A cerimónia realizou-se a 23 de junho de 2026, depois de ter sido adiada uma semana em relação à data inicialmente prevista, o aniversário exato do fuzilamento, por causa da cimeira do G7 em Évian-les-Bains. O Estado francês consagrou o herói.
Sob a figura do resistente havia outra, mais difícil de arrumar. Marc Bloch tinha ensinado a olhar para o passado de uma forma que ainda hoje molda a disciplina. O método saiu de França, chegou a Portugal já no pós-guerra, e teve em José Mattoso, antigo monge beneditino que se debruçou sobre as origens da nacionalidade, um continuador.
Índice
Marc Bloch e o desinteresse pelos reis
A história que Marc Bloch encontrou quando começou a estudá-la era a dos reis. Batalhas, tratados, datas de coroação e de morte. Os grandes homens decidiam no topo e o resto, o povo, os campos, as crenças, as fomes, servia de fundo ao retrato dos poderosos.
Os que a escreviam, entre o fim do século XIX e as primeiras décadas do século XX, viviam dentro dos arquivos do Estado. Liam tratados, decretos, despachos de chancelaria, cartas entre governos. Dali saía a crónica de quem mandava. E mandar era a única coisa que interessava saber: quem, quando, com que desfecho.

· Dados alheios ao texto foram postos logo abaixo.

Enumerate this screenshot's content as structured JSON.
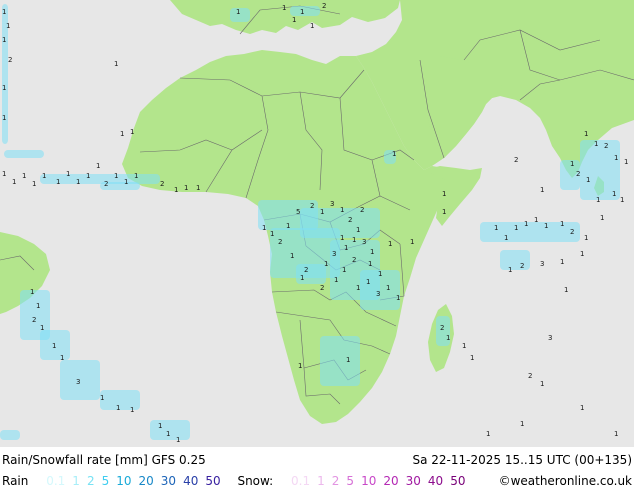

Marc Bloch, nascido a 6 de julho de 1886 em Lyon e criado em Paris, onde o pai, o historiador da Antiguidade Gustave Bloch, ensinava na Sorbonne, recusou esse molde desde cedo. Vinha de uma casa de história, frequentou o liceu Louis-le-Grand e a École normale supérieure, obteve a agregação em história e geografia em 1908. A geografia, no par com a história, já era um sinal: o terreno, o clima, as formas de ocupar o espaço entravam no seu campo de visão.
A sua tese provou-o. Defendida depois de regressar da Primeira Guerra Mundial, onde combatera e de onde voltou com o grau de capitão, debruçava-se sobre os servos da Île-de-France e sobre a forma como os Capetos os foram libertando. O objeto era a estrutura social, a condição de um grupo inteiro. Não o trono.

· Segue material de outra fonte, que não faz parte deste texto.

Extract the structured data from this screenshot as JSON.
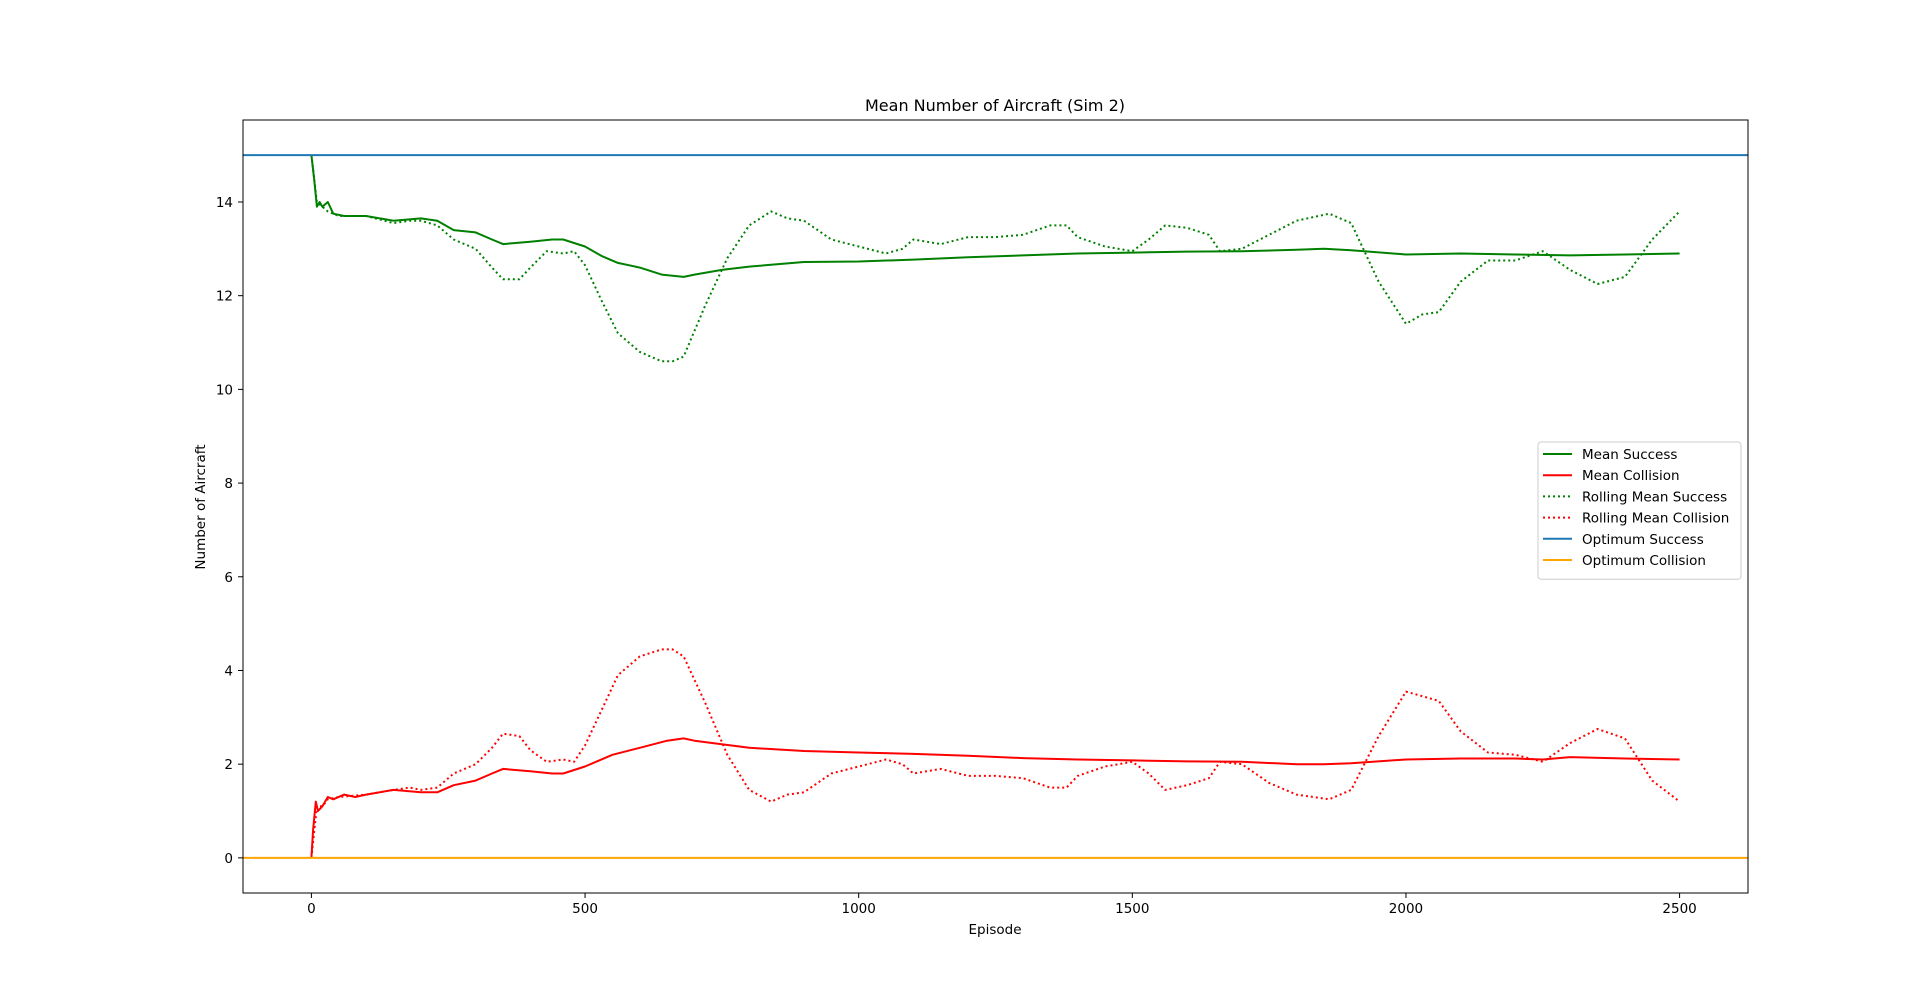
{
  "chart_data": {
    "type": "line",
    "title": "Mean Number of Aircraft (Sim 2)",
    "xlabel": "Episode",
    "ylabel": "Number of Aircraft",
    "xlim": [
      -125,
      2625
    ],
    "ylim": [
      -0.75,
      15.75
    ],
    "xticks": [
      0,
      500,
      1000,
      1500,
      2000,
      2500
    ],
    "yticks": [
      0,
      2,
      4,
      6,
      8,
      10,
      12,
      14
    ],
    "grid": false,
    "legend_position": "center-right",
    "series": [
      {
        "name": "Mean Success",
        "color": "#008000",
        "style": "solid",
        "x": [
          0,
          5,
          10,
          15,
          20,
          30,
          40,
          60,
          80,
          100,
          150,
          200,
          230,
          260,
          300,
          330,
          350,
          400,
          440,
          460,
          500,
          530,
          560,
          600,
          640,
          680,
          700,
          750,
          800,
          900,
          1000,
          1100,
          1200,
          1300,
          1400,
          1500,
          1600,
          1700,
          1800,
          1850,
          1900,
          2000,
          2100,
          2200,
          2300,
          2400,
          2500
        ],
        "values": [
          15.0,
          14.5,
          13.9,
          14.0,
          13.9,
          14.0,
          13.75,
          13.7,
          13.7,
          13.7,
          13.6,
          13.65,
          13.6,
          13.4,
          13.35,
          13.2,
          13.1,
          13.15,
          13.2,
          13.2,
          13.05,
          12.85,
          12.7,
          12.6,
          12.45,
          12.4,
          12.45,
          12.55,
          12.62,
          12.72,
          12.73,
          12.77,
          12.82,
          12.86,
          12.9,
          12.92,
          12.94,
          12.95,
          12.98,
          13.0,
          12.97,
          12.88,
          12.9,
          12.88,
          12.86,
          12.88,
          12.9
        ]
      },
      {
        "name": "Mean Collision",
        "color": "#ff0000",
        "style": "solid",
        "x": [
          0,
          3,
          8,
          12,
          20,
          30,
          40,
          60,
          80,
          100,
          150,
          200,
          230,
          260,
          300,
          330,
          350,
          400,
          440,
          460,
          500,
          550,
          600,
          650,
          680,
          700,
          800,
          900,
          1000,
          1100,
          1200,
          1300,
          1400,
          1500,
          1600,
          1700,
          1800,
          1850,
          1900,
          2000,
          2100,
          2200,
          2250,
          2300,
          2400,
          2500
        ],
        "values": [
          0.0,
          0.6,
          1.2,
          1.0,
          1.1,
          1.3,
          1.25,
          1.35,
          1.3,
          1.35,
          1.45,
          1.4,
          1.4,
          1.55,
          1.65,
          1.8,
          1.9,
          1.85,
          1.8,
          1.8,
          1.95,
          2.2,
          2.35,
          2.5,
          2.55,
          2.5,
          2.35,
          2.28,
          2.25,
          2.22,
          2.18,
          2.13,
          2.1,
          2.08,
          2.06,
          2.05,
          2.0,
          2.0,
          2.02,
          2.1,
          2.12,
          2.12,
          2.1,
          2.15,
          2.12,
          2.1
        ]
      },
      {
        "name": "Rolling Mean Success",
        "color": "#008000",
        "style": "dotted",
        "x": [
          0,
          10,
          20,
          30,
          50,
          100,
          150,
          180,
          200,
          230,
          260,
          300,
          330,
          350,
          380,
          400,
          430,
          460,
          480,
          500,
          530,
          560,
          600,
          640,
          660,
          680,
          720,
          760,
          800,
          840,
          870,
          900,
          950,
          1000,
          1050,
          1080,
          1100,
          1150,
          1200,
          1250,
          1300,
          1350,
          1380,
          1400,
          1450,
          1500,
          1530,
          1560,
          1600,
          1640,
          1660,
          1700,
          1750,
          1800,
          1860,
          1900,
          1950,
          2000,
          2030,
          2060,
          2100,
          2150,
          2200,
          2250,
          2300,
          2350,
          2400,
          2450,
          2500
        ],
        "values": [
          15.0,
          14.0,
          13.9,
          13.8,
          13.7,
          13.7,
          13.55,
          13.6,
          13.6,
          13.5,
          13.2,
          13.0,
          12.6,
          12.35,
          12.35,
          12.6,
          12.95,
          12.9,
          12.95,
          12.65,
          11.9,
          11.2,
          10.8,
          10.6,
          10.6,
          10.7,
          11.8,
          12.8,
          13.5,
          13.8,
          13.65,
          13.6,
          13.2,
          13.05,
          12.9,
          13.0,
          13.2,
          13.1,
          13.25,
          13.25,
          13.3,
          13.5,
          13.5,
          13.25,
          13.05,
          12.95,
          13.2,
          13.5,
          13.45,
          13.3,
          12.95,
          13.0,
          13.3,
          13.6,
          13.75,
          13.55,
          12.3,
          11.4,
          11.6,
          11.65,
          12.3,
          12.75,
          12.75,
          12.95,
          12.55,
          12.25,
          12.4,
          13.2,
          13.8
        ]
      },
      {
        "name": "Rolling Mean Collision",
        "color": "#ff0000",
        "style": "dotted",
        "x": [
          0,
          10,
          20,
          30,
          50,
          100,
          150,
          180,
          200,
          230,
          260,
          300,
          330,
          350,
          380,
          400,
          430,
          460,
          480,
          500,
          530,
          560,
          600,
          640,
          660,
          680,
          720,
          760,
          800,
          840,
          870,
          900,
          950,
          1000,
          1050,
          1080,
          1100,
          1150,
          1200,
          1250,
          1300,
          1350,
          1380,
          1400,
          1450,
          1500,
          1530,
          1560,
          1600,
          1640,
          1660,
          1700,
          1750,
          1800,
          1860,
          1900,
          1950,
          2000,
          2030,
          2060,
          2100,
          2150,
          2200,
          2250,
          2300,
          2350,
          2400,
          2450,
          2500
        ],
        "values": [
          0.0,
          1.1,
          1.1,
          1.25,
          1.3,
          1.35,
          1.45,
          1.5,
          1.45,
          1.5,
          1.8,
          2.0,
          2.35,
          2.65,
          2.6,
          2.3,
          2.05,
          2.1,
          2.05,
          2.4,
          3.15,
          3.9,
          4.3,
          4.45,
          4.45,
          4.3,
          3.3,
          2.2,
          1.45,
          1.2,
          1.35,
          1.4,
          1.8,
          1.95,
          2.1,
          2.0,
          1.8,
          1.9,
          1.75,
          1.75,
          1.7,
          1.5,
          1.5,
          1.75,
          1.95,
          2.05,
          1.8,
          1.45,
          1.55,
          1.7,
          2.05,
          2.0,
          1.6,
          1.35,
          1.25,
          1.45,
          2.6,
          3.55,
          3.45,
          3.35,
          2.7,
          2.25,
          2.2,
          2.05,
          2.45,
          2.75,
          2.55,
          1.65,
          1.2
        ]
      },
      {
        "name": "Optimum Success",
        "color": "#1f77b4",
        "style": "solid",
        "x": [
          -125,
          2625
        ],
        "values": [
          15.0,
          15.0
        ]
      },
      {
        "name": "Optimum Collision",
        "color": "#ffa500",
        "style": "solid",
        "x": [
          -125,
          2625
        ],
        "values": [
          0.0,
          0.0
        ]
      }
    ]
  }
}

Em 1924, Marc Bloch publicou “Les Rois thaumaturges”, um livro que estudava a crença, difundida em França e em Inglaterra durante séculos, de que o toque do rei curava as escrófulas, uma forma de tuberculose dos gânglios. Reis franceses e ingleses tocavam doentes em cerimónias públicas, por vezes às centenas, na convicção partilhada de que a unção real lhes transmitira um poder de cura.
Saber se o toque curava era irrelevante para Marc Bloch. O que o prendia era outra coisa: por que tinham gerações inteiras acreditado nisso, como a crença passara de século em século, o que dizia sobre o modo como o poder se instalava nas cabeças das pessoas. A história de antes despachava aquilo como folclore, uma curiosidade à margem da vida séria das monarquias. Marc Bloch tratou a crença como prova. A partir dela, mostrou que um rei medieval não era só chefe de guerra e legislador. Era também figura sagrada, a quem os doentes acorriam em busca de cura.
Em 1929 deu-se a viragem. Marc Bloch juntou-se a Lucien Febvre, historiador da época moderna que ensinava com ele em Estrasburgo, e os dois lançaram uma revista, os “Annales d’histoire économique et sociale”. O nome era um programa. Nada de política, nada de diplomacia: economia e sociedade.
O que a revista queria era outro foco. Sair do acontecimento e ir às estruturas, largar a decisão do rei para chegar aos hábitos mentais das camadas mais fundas da sociedade, ler a notícia de ontem contra a duração de séculos. Lucien Febvre chamava-lhe “histoire événementielle” com valor pejorativo, a história dos acontecimentos que alinhava episódios sem procurar as forças lentas que os sustentavam. O historiador Julien Théry, a propósito da panteonização, definiu o que Marc Bloch tinha feito: fundara a história das mentalidades, das crenças e das maneiras de pensar, dando à disciplina um objeto que não eram os grandes nomes nem as grandes batalhas.
Da revista nasceu uma escola, a escola dos Annales, que dominaria a historiografia do século XX. Fernand Braudel haveria de escrever sobre o Mediterrâneo do tempo de Filipe II tratando o próprio mar como protagonista e empurrando reis e guerras para a superfície, a espuma de marés muito mais fundas. Georges Duby levaria o mesmo método à sociedade feudal e às mentalidades.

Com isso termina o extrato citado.